Tiyi, sa femme, fille de la bonne famille guadeloupéenne Lameynard, anciennement Tanya, n’y croit plus. « Elle est Tiyi, mère des deux princesses Néfertiti et Méritaton, enceinte d’un nouvel enfant du Soleil Aton. » Ils se sont trouvés sur le banc d’une consultation psychiatrique de l’hôpital Saint Louis, à Paris. Ils souffraient tous les deux de troubles schizophréniques selon le docteur Timon. 
Mandjet et Mesketet, les derniers fidèles dévoués, commencent aussi à douter ; surtout quand Aton initie ces deux Allemands fraîchement débarqués, Rudolph et Ute, rebaptisés Hapou et Satamon. Alors qu’eux fouillent sans relâche le ventre en sang de cette terre généreuse pour nourrir la colonie. Sans avoir le droit d’en faire commerce. 
Mandjet, c’était Francesca. Abusée depuis l’âge de sept ans jusqu’à dix-huit par son beau-père, Esnard Boisfer. Aton a changé sa vie et « comme la plupart des gens qui vénéraient Aton elle n’appréciait pas Tiyi. » Mais il n’est plus le même depuis qu’en sortant de la geôle, il a trouvé sa femme « dans le lit du béké. » 
Mesketet est José Meriot de Port-Louis ; même si il a du mal à s’en souvenir. Arrimé depuis si longtemps à Mandjet…  
Quatre Haïtiens à la recherche de leur président et d’un Dieu vivant, viennent s’ajouter à ce nouveau monde qui n’a plus trop de liens avec la réalité et l’extérieur. Mis à part Enrique Sabogal, « le seul et unique conseiller municipal  communiste de Santa Marta » et responsable de leur venue à la Ceja, un quartier de la ville. S’il n’était pas fou amoureux de Tiyi et prêt à tout pour elle, la colonie serait expulsée depuis longtemps. 
« Le Soleil est un geôlier qui ne connaît pas le pardon. » 

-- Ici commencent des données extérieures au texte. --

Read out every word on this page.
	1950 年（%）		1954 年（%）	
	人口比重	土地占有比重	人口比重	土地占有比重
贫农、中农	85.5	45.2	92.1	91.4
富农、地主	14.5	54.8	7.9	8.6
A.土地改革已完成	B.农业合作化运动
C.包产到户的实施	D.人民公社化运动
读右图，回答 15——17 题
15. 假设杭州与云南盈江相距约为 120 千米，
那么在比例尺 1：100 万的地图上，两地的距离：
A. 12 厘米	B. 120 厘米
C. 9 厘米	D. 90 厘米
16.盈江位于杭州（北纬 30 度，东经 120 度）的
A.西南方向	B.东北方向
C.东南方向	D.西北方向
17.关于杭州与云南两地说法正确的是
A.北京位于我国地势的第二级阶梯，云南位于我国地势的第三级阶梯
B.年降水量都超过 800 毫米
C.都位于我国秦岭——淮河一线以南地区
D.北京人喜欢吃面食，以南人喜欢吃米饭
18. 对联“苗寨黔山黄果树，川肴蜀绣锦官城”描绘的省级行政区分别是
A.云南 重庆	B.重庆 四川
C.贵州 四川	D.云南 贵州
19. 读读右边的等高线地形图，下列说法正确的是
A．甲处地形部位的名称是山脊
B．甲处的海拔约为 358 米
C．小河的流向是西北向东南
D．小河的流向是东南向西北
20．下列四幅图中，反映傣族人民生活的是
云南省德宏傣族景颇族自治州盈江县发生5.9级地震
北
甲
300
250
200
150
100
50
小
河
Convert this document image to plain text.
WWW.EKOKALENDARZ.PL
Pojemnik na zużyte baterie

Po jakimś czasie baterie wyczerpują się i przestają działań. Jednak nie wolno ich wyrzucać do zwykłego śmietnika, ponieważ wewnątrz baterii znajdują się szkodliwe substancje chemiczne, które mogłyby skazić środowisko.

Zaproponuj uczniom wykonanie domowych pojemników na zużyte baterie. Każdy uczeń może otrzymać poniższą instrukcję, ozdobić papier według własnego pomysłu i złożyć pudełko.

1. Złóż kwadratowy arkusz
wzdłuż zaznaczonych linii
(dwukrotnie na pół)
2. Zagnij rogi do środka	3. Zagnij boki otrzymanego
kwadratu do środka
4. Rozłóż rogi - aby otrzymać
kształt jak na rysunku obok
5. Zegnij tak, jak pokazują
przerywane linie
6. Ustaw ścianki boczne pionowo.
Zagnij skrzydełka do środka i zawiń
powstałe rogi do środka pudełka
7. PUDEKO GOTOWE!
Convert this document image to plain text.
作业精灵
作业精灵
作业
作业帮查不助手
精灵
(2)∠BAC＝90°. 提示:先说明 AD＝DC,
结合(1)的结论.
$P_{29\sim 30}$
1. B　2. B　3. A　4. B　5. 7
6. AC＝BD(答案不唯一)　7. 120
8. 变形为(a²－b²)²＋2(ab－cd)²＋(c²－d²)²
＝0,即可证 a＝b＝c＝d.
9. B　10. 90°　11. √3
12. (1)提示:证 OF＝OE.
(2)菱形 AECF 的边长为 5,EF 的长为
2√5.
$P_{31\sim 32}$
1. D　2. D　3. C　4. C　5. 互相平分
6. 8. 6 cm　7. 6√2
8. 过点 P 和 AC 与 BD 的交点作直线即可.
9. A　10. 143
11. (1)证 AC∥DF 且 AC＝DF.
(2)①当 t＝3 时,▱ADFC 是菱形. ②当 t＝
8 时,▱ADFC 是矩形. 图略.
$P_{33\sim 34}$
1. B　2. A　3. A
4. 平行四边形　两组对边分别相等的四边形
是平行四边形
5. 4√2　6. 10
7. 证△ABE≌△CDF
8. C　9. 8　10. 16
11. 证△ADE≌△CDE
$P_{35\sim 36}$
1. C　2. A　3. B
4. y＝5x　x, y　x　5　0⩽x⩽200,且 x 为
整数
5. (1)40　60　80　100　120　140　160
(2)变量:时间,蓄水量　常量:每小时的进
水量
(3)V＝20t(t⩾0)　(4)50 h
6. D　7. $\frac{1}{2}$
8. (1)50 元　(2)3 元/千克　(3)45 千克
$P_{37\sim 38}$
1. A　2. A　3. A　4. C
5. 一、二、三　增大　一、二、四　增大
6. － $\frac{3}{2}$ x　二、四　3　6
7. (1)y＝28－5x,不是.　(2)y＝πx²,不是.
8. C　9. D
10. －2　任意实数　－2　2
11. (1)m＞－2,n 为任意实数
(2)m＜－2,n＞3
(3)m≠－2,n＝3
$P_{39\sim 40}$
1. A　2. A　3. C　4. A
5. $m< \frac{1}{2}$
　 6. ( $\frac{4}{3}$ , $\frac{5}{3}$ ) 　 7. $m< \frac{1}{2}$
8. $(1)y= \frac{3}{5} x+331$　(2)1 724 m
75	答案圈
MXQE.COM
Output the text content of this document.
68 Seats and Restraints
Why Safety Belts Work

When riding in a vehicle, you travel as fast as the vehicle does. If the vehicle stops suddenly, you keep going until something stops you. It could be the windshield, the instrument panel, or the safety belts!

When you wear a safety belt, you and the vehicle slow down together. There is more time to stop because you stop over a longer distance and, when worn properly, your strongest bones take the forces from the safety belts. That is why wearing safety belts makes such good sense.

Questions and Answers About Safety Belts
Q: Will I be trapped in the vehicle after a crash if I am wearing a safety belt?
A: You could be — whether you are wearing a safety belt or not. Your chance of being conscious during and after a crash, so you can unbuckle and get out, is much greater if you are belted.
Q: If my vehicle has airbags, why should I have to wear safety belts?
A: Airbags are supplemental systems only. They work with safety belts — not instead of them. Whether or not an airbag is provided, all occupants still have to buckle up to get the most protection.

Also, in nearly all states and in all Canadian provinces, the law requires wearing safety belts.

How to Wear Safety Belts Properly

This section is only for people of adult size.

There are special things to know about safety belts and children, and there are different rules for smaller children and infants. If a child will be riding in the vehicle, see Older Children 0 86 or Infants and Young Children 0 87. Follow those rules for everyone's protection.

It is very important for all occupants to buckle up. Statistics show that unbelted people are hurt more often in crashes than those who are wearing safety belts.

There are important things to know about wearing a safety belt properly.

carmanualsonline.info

Rudolf ne peut réprimer ses pulsions brûlantes et coupables pour Néfertiti. Tiyi tombe gravement malade et manque de mourir plusieurs fois. Elle erre entre rechutes et démence. Loin d’Aton et sous la protection d’Enrique. Ute croit, dans les bras de Mesketet, oublier que  Rudolf se détourne irrémédiablement d’elle. Mesketet, fort de cet amour et de l’argent volé à Rudolf, s’aventure jusqu’en ville. Des espoirs renaissent pour s’éteindre aussitôt. Les Haïtiens s’entredéchirent et s’enfuient. On retrouve le corps de Néfertiti « là où le sel de la terre se mélange à l’eau douce du rio. » Aton s’immole par le feu détruisant en même temps que son enveloppe charnelle tout espoir de rédemption. 
Personne n’est épargné. Même l’argent n’achète pas la misère. Les illusions prennent le goût d’une racine amère. Même l’innocence explose en plein vol quand Aton est en colère. Maryse Condé, comme une conteuse lors d’une veillée, éclaire d’un trait lumineux le destin funeste d’une colonie perdue.